According the Guardian, Blunkett is going to piggy-back trials for his proposed ID card on trials for the new Passports due to the fact that trials for the ID card cannot go ahead without legislation, while trials for the passport can and the tech is largely the same. Home Office denials don’t sound too convincing:
A Home Office spokesman last night denied that the trial was a pilot for identity cards, but acknowledged that “its results will feed into the debate” on the project. The pilot scheme was “a testing process for facial recognition for one-to-one verification using iris and fingerprint biometrics”, he said. That would involve an immigration or police officer using a scanner to check the identity of a cardholder.
(Source: The Guardian)
So despite opposition to the idea, Blunkett wants to press on regardless. It’s also worth remembering that there isn’t a lot of evidence to support claims that the ID card will help prevent terrorism, or benefit fraud, or even help us to curb the rising tide of swarthy foreigners that so threaten to overwhelm our green and pleasant land, which seem to be the three big issues that come up in association with the scheme.
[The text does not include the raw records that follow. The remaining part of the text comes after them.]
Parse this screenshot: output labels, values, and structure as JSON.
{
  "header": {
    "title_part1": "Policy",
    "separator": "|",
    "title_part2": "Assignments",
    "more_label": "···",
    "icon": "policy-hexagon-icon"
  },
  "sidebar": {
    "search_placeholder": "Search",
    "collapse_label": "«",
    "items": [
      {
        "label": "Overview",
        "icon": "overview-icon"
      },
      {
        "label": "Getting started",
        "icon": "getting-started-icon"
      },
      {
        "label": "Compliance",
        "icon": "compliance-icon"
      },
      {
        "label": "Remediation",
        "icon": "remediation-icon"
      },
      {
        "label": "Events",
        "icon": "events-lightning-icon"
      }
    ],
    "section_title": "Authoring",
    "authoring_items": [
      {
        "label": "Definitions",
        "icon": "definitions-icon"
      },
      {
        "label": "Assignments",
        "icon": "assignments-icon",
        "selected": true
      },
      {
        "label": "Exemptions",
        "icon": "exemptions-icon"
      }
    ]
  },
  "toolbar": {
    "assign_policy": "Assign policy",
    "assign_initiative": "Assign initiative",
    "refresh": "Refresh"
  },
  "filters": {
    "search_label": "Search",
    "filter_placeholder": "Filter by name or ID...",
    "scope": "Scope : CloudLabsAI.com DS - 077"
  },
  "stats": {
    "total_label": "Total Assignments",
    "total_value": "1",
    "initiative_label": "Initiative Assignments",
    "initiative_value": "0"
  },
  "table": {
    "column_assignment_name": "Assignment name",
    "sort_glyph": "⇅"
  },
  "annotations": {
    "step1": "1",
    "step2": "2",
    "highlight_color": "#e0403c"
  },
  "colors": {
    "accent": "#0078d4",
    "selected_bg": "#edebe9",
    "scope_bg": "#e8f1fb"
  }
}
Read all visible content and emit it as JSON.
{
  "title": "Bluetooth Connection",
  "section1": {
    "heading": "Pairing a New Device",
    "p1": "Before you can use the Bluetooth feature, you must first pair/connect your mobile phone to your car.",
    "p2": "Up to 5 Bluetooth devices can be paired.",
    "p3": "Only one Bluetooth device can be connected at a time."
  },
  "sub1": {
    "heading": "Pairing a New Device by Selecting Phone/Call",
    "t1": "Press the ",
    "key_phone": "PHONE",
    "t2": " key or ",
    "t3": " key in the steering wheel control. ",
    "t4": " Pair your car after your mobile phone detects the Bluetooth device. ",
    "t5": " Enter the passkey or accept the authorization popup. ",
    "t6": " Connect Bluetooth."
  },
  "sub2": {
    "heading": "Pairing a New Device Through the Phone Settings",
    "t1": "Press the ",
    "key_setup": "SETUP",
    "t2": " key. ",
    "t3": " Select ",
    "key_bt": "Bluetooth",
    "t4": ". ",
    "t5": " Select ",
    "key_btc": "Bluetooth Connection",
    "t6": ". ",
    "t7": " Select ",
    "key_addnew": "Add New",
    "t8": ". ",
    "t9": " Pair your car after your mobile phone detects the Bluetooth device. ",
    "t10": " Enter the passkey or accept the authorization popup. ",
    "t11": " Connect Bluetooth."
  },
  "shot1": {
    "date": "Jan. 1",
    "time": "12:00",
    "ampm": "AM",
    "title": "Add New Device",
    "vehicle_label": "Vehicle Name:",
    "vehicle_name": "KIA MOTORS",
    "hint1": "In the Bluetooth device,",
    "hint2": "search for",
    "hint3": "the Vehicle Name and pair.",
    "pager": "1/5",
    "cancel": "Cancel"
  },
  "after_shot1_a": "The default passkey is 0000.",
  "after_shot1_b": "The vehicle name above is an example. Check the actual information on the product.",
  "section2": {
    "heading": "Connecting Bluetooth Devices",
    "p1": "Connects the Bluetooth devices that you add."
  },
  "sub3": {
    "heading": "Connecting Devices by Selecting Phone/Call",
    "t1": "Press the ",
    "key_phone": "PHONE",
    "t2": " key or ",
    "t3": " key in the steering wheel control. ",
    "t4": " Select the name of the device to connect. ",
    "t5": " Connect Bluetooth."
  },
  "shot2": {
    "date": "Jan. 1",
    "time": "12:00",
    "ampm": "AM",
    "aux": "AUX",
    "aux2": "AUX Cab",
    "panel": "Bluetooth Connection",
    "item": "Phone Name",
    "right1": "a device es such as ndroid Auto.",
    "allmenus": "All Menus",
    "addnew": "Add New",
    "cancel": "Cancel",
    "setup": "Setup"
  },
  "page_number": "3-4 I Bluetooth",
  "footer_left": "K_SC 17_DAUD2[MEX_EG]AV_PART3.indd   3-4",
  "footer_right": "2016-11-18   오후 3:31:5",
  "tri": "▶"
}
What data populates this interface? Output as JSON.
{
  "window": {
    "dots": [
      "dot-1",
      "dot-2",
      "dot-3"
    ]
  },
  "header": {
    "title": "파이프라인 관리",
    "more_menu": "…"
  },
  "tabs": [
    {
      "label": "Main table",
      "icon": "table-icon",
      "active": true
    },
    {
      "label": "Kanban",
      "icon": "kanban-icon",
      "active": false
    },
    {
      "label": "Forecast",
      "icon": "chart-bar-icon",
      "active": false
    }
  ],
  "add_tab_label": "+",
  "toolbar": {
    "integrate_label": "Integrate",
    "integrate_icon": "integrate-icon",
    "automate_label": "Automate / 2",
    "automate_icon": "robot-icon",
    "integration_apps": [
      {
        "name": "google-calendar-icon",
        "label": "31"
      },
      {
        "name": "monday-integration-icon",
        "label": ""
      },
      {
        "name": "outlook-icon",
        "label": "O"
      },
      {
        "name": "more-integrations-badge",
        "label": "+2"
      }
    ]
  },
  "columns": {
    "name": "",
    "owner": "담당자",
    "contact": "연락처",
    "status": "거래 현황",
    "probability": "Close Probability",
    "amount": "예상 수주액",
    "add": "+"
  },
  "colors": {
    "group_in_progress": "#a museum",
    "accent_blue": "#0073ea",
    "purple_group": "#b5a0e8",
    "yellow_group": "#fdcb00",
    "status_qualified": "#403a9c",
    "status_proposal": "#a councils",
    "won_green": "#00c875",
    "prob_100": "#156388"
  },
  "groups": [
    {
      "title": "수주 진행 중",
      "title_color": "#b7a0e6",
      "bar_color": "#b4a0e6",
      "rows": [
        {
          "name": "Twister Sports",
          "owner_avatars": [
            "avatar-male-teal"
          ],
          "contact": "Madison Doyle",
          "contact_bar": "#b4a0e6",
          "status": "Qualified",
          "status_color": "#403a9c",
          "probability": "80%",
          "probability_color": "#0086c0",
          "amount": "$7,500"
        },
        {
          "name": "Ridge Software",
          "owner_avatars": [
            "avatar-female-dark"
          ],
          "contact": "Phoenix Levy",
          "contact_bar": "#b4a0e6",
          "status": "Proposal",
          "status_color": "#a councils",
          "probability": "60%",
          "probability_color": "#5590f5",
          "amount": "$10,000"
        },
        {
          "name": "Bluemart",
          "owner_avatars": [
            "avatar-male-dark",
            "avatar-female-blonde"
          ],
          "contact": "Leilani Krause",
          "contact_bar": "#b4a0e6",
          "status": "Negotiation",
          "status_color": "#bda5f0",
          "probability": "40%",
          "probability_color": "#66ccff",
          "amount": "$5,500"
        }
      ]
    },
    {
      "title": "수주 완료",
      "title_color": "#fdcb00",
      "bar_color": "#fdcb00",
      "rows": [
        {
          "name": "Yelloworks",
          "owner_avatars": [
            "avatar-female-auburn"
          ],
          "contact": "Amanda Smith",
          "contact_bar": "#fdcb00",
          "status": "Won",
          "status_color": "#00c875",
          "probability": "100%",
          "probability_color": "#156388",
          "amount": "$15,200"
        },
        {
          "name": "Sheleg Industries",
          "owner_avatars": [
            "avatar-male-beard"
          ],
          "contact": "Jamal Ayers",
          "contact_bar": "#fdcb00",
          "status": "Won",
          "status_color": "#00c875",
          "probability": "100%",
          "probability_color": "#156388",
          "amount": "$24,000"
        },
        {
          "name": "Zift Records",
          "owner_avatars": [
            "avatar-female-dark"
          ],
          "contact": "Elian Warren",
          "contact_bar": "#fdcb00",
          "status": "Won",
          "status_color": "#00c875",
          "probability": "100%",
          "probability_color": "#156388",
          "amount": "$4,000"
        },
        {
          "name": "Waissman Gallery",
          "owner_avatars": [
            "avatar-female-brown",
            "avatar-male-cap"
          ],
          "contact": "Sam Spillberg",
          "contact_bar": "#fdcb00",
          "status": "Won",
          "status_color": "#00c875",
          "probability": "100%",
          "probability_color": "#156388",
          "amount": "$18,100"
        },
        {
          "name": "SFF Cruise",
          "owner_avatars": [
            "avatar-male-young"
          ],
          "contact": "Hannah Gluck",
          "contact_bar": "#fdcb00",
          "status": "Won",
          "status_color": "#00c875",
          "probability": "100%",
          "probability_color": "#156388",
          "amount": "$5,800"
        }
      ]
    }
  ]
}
Liberty has highlighted the fact that other Western European countries with ID cards do not seem to have solved any of these complex social and economic problems. Identity cards may be a handy PR gimmick for the Government to try and show it is “doing something”, but it has not been shown to be a useful policy tool on the continent. Indeed, much of the evidence seems to point to national identity card schemes worsening community and race relations, fuelling a criminal industry in the production of forgeries, and causing administrative problems for the authorities.